What Needs to Change, Without Pretending It’s Simple
If the system is working as intended, then meaningful change becomes significantly more difficult.
There is no single policy tweak or funding mechanism that can resolve the structural tensions embedded in open access. Any serious attempt at reform has to grapple with the fact that the current model persists because it works for those with the most influence over its direction.
That said, there are pressure points.
One of the most frequently discussed is the redistribution of funding. If open access is to be genuinely inclusive, then the burden of publication costs cannot rest primarily on individual authors or isolated institutions. Collective funding mechanisms, whether at the national, regional, or consortial level, offer one pathway forward. By pooling resources, it becomes possible to support publishing infrastructure without directly pricing out participation.
However, this approach raises its own questions. Who contributes, and how much? How are funds allocated across disciplines with different publishing norms? And perhaps most importantly, how do you ensure long-term commitment in an environment where budgets are constantly under scrutiny?
Another avenue is the expansion and stabilization of non-APC models. Diamond open access and collaborative funding initiatives demonstrate that alternative systems are viable, at least in specific contexts. The challenge lies in scaling these models without compromising their core principles. What works for a consortium of humanities presses may not translate easily to high-volume scientific publishing.
There is also a growing need for institutional accountability. Universities and research organizations play a central role in shaping publishing behavior through hiring, promotion, and funding decisions. As long as these systems continue to prioritize journal prestige over accessibility, researchers will be incentivized to follow the same patterns, regardless of broader policy goals.
Reform, in this sense, is not just about changing how publishing is funded. It is about changing what is valued.
And that is where things become complicated.
Because values are slow to shift. They are embedded in decades of academic practice, reinforced by ranking systems, and tied to individual career trajectories. Asking researchers to prioritize openness over prestige without addressing these underlying incentives is unlikely to produce meaningful change.
So any serious conversation about the future of open access has to move beyond technical fixes.
It has to confront the uncomfortable reality that the current system reflects the priorities of the institutions that sustain it.
Conclusion
Open access is often described in terms of what it set out to do and whether it succeeded. Did it make research more accessible? Yes. Did it reduce barriers to knowledge?
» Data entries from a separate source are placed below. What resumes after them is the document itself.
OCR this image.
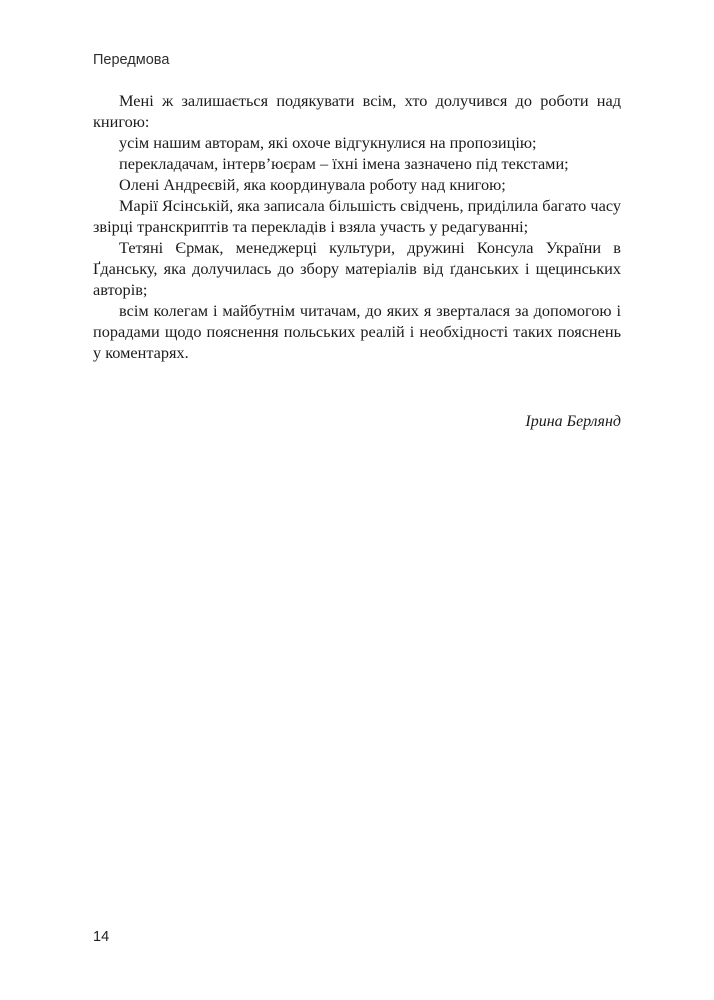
Передмова

Мені ж залишається подякувати всім, хто долучився до роботи над книгою:

усім нашим авторам, які охоче відгукнулися на пропозицію;

перекладачам, інтерв’юєрам – їхні імена зазначено під текстами;

Олені Андреєвій, яка координувала роботу над книгою;

Марії Ясінській, яка записала більшість свідчень, приділила багато часу звірці транскриптів та перекладів і взяла участь у редагуванні;

Тетяні Єрмак, менеджерці культури, дружині Консула України в Ґданську, яка долучилась до збору матеріалів від ґданських і щецинських авторів;

всім колегам і майбутнім читачам, до яких я зверталася за допомогою і порадами щодо пояснення польських реалій і необхідності таких пояснень у коментарях.

Ірина Берлянд

14
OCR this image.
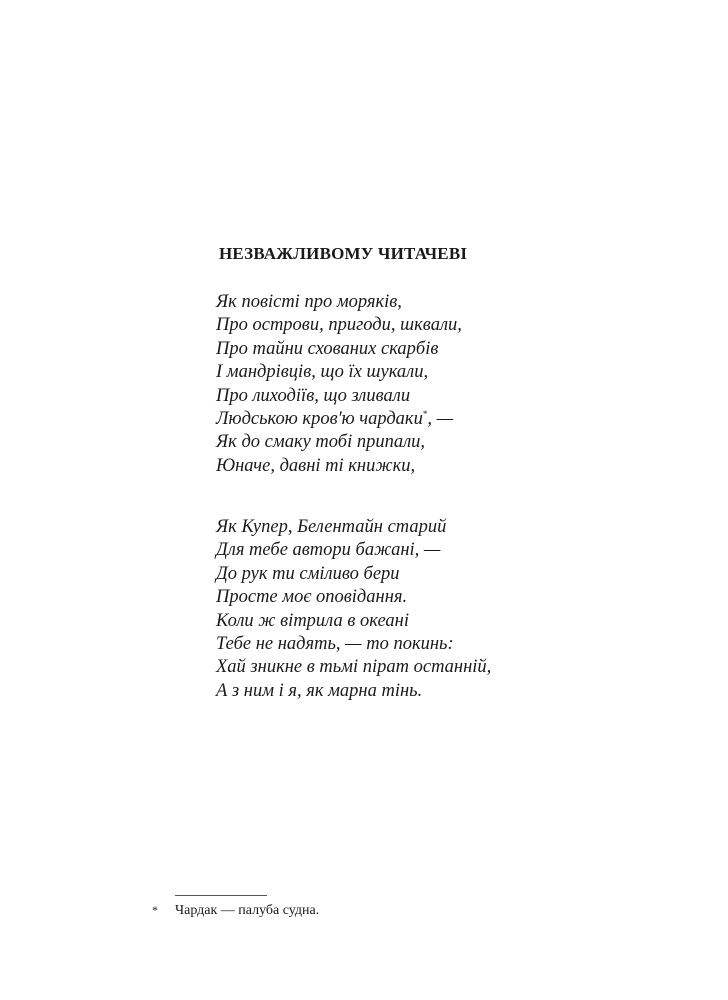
НЕЗВАЖЛИВОМУ ЧИТАЧЕВІ
Як повісті про моряків,
Про острови, пригоди, шквали,
Про тайни схованих скарбів
І мандрівців, що їх шукали,
Про лиходіїв, що зливали
Людською кров'ю чардаки*, —
Як до смаку тобі припали,
Юначе, давні ті книжки,
Як Купер, Белентайн старий
Для тебе автори бажані, —
До рук ти сміливо бери
Просте моє оповідання.
Коли ж вітрила в океані
Тебе не надять, — то покинь:
Хай зникне в тьмі пірат останній,
А з ним і я, як марна тінь.
* Чардак — палуба судна.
In many ways, yes.
But those are only part of the story.
What open access truly revealed is how deeply structured academic publishing already was. The inequalities, the hierarchies, the dependence on funding and institutional power, none of these began with open access. They were already there, embedded in the system.
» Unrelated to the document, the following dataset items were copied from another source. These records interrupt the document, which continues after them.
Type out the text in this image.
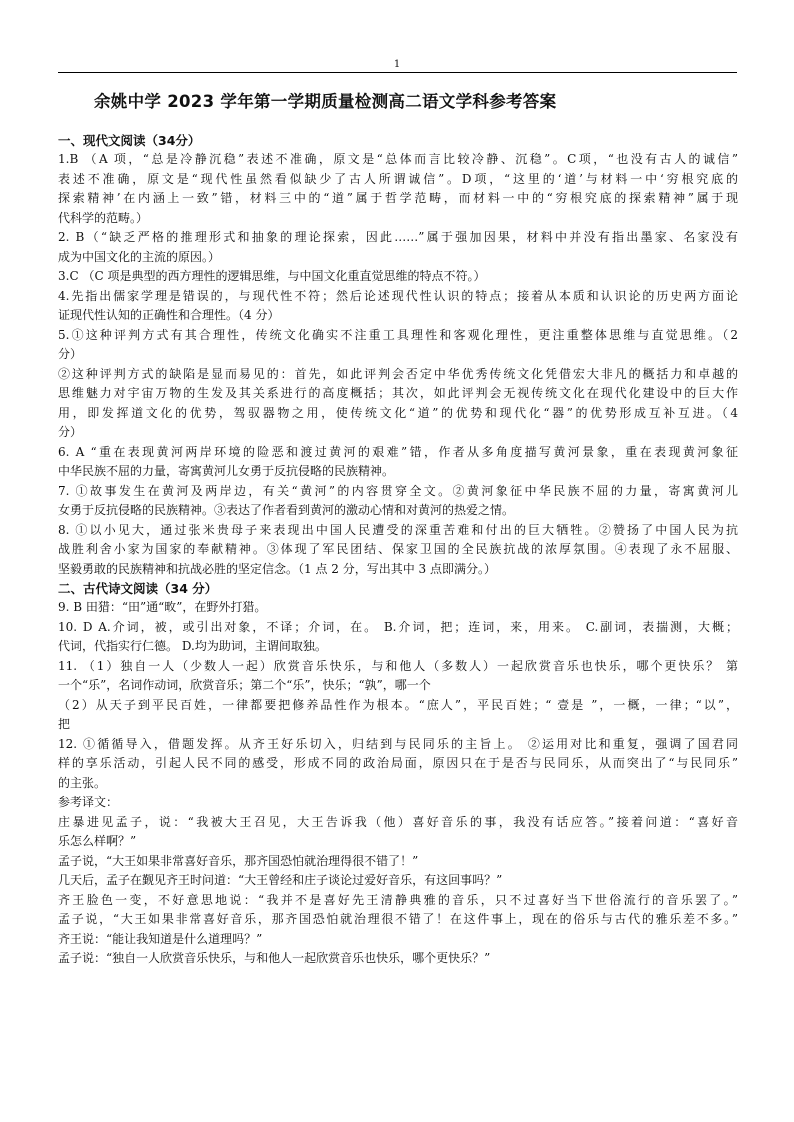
1
余姚中学 2023 学年第一学期质量检测高二语文学科参考答案
一、现代文阅读（34分）
1.B （A 项，“总是冷静沉稳”表述不准确，原文是“总体而言比较冷静、沉稳”。C项，“也没有古人的诚信”
表述不准确，原文是“现代性虽然看似缺少了古人所谓诚信”。D项，“这里的‘道’与材料一中‘穷根究底的
探索精神’在内涵上一致”错，材料三中的“道”属于哲学范畴，而材料一中的“穷根究底的探索精神”属于现
代科学的范畴。）
2. B（“缺乏严格的推理形式和抽象的理论探索，因此……”属于强加因果，材料中并没有指出墨家、名家没有
成为中国文化的主流的原因。）
3.C （C 项是典型的西方理性的逻辑思维，与中国文化重直觉思维的特点不符。）
4.先指出儒家学理是错误的，与现代性不符；然后论述现代性认识的特点；接着从本质和认识论的历史两方面论
证现代性认知的正确性和合理性。（4 分）
5.①这种评判方式有其合理性，传统文化确实不注重工具理性和客观化理性，更注重整体思维与直觉思维。（2
分）
②这种评判方式的缺陷是显而易见的：首先，如此评判会否定中华优秀传统文化凭借宏大非凡的概括力和卓越的
思维魅力对宇宙万物的生发及其关系进行的高度概括；其次，如此评判会无视传统文化在现代化建设中的巨大作
用，即发挥道文化的优势，驾驭器物之用，使传统文化“道”的优势和现代化“器”的优势形成互补互进。（4
分）
6. A “重在表现黄河两岸环境的险恶和渡过黄河的艰难”错，作者从多角度描写黄河景象，重在表现黄河象征
中华民族不屈的力量，寄寓黄河儿女勇于反抗侵略的民族精神。
7. ①故事发生在黄河及两岸边，有关“黄河”的内容贯穿全文。②黄河象征中华民族不屈的力量，寄寓黄河儿
女勇于反抗侵略的民族精神。③表达了作者看到黄河的激动心情和对黄河的热爱之情。
8. ①以小见大，通过张米贵母子来表现出中国人民遭受的深重苦难和付出的巨大牺牲。②赞扬了中国人民为抗
战胜利舍小家为国家的奉献精神。③体现了军民团结、保家卫国的全民族抗战的浓厚氛围。④表现了永不屈服、
坚毅勇敢的民族精神和抗战必胜的坚定信念。（1 点 2 分，写出其中 3 点即满分。）
二、古代诗文阅读（34 分）
9. B 田猎：“田”通“畋”，在野外打猎。
10. D A.介词，被，或引出对象，不译；介词，在。 B.介词，把；连词，来，用来。 C.副词，表揣测，大概；
代词，代指实行仁德。 D.均为助词，主谓间取独。
11. （1）独自一人（少数人一起）欣赏音乐快乐，与和他人（多数人）一起欣赏音乐也快乐，哪个更快乐？ 第
一个“乐”，名词作动词，欣赏音乐；第二个“乐”，快乐；“孰”，哪一个
（2）从天子到平民百姓，一律都要把修养品性作为根本。“庶人”，平民百姓；“ 壹是 ”，一概，一律；“以”，
把
12. ①循循导入，借题发挥。从齐王好乐切入，归结到与民同乐的主旨上。 ②运用对比和重复，强调了国君同
样的享乐活动，引起人民不同的感受，形成不同的政治局面，原因只在于是否与民同乐，从而突出了“与民同乐”
的主张。
参考译文：
庄暴进见孟子，说：“我被大王召见，大王告诉我（他）喜好音乐的事，我没有话应答。”接着问道：“喜好音
乐怎么样啊？”
孟子说，“大王如果非常喜好音乐，那齐国恐怕就治理得很不错了！”
几天后，孟子在觐见齐王时问道：“大王曾经和庄子谈论过爱好音乐，有这回事吗？”
齐王脸色一变，不好意思地说：“我并不是喜好先王清静典雅的音乐，只不过喜好当下世俗流行的音乐罢了。”
孟子说，“大王如果非常喜好音乐，那齐国恐怕就治理很不错了！在这件事上，现在的俗乐与古代的雅乐差不多。”
齐王说：“能让我知道是什么道理吗？”
孟子说：“独自一人欣赏音乐快乐，与和他人一起欣赏音乐也快乐，哪个更快乐？”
Open access did not dismantle those structures. It made them more visible.
By shifting the cost of publishing from the reader to the author, it exposed a fundamental tension. Accessibility for one group can come at the expense of participation for another. Removing one barrier does not eliminate inequality. It redistributes it.
This does not mean that open access is without value. The expansion of readership, the increased visibility of research, and the alignment with the principle of publicly accessible knowledge are all meaningful achievements.
But it does mean that open access, as it currently operates, is not the clean solution it is often presented to be.
It is a compromise.
A system shaped by ideals, but constrained by economics. A model that expands access while preserving existing hierarchies. A reform that changes how knowledge is distributed without fundamentally changing who gets to produce it.
The illusion is not that open access has no benefits.
The illusion is that it solved the problem.
It did not.
It simply showed us, more clearly than before, what the problem actually is.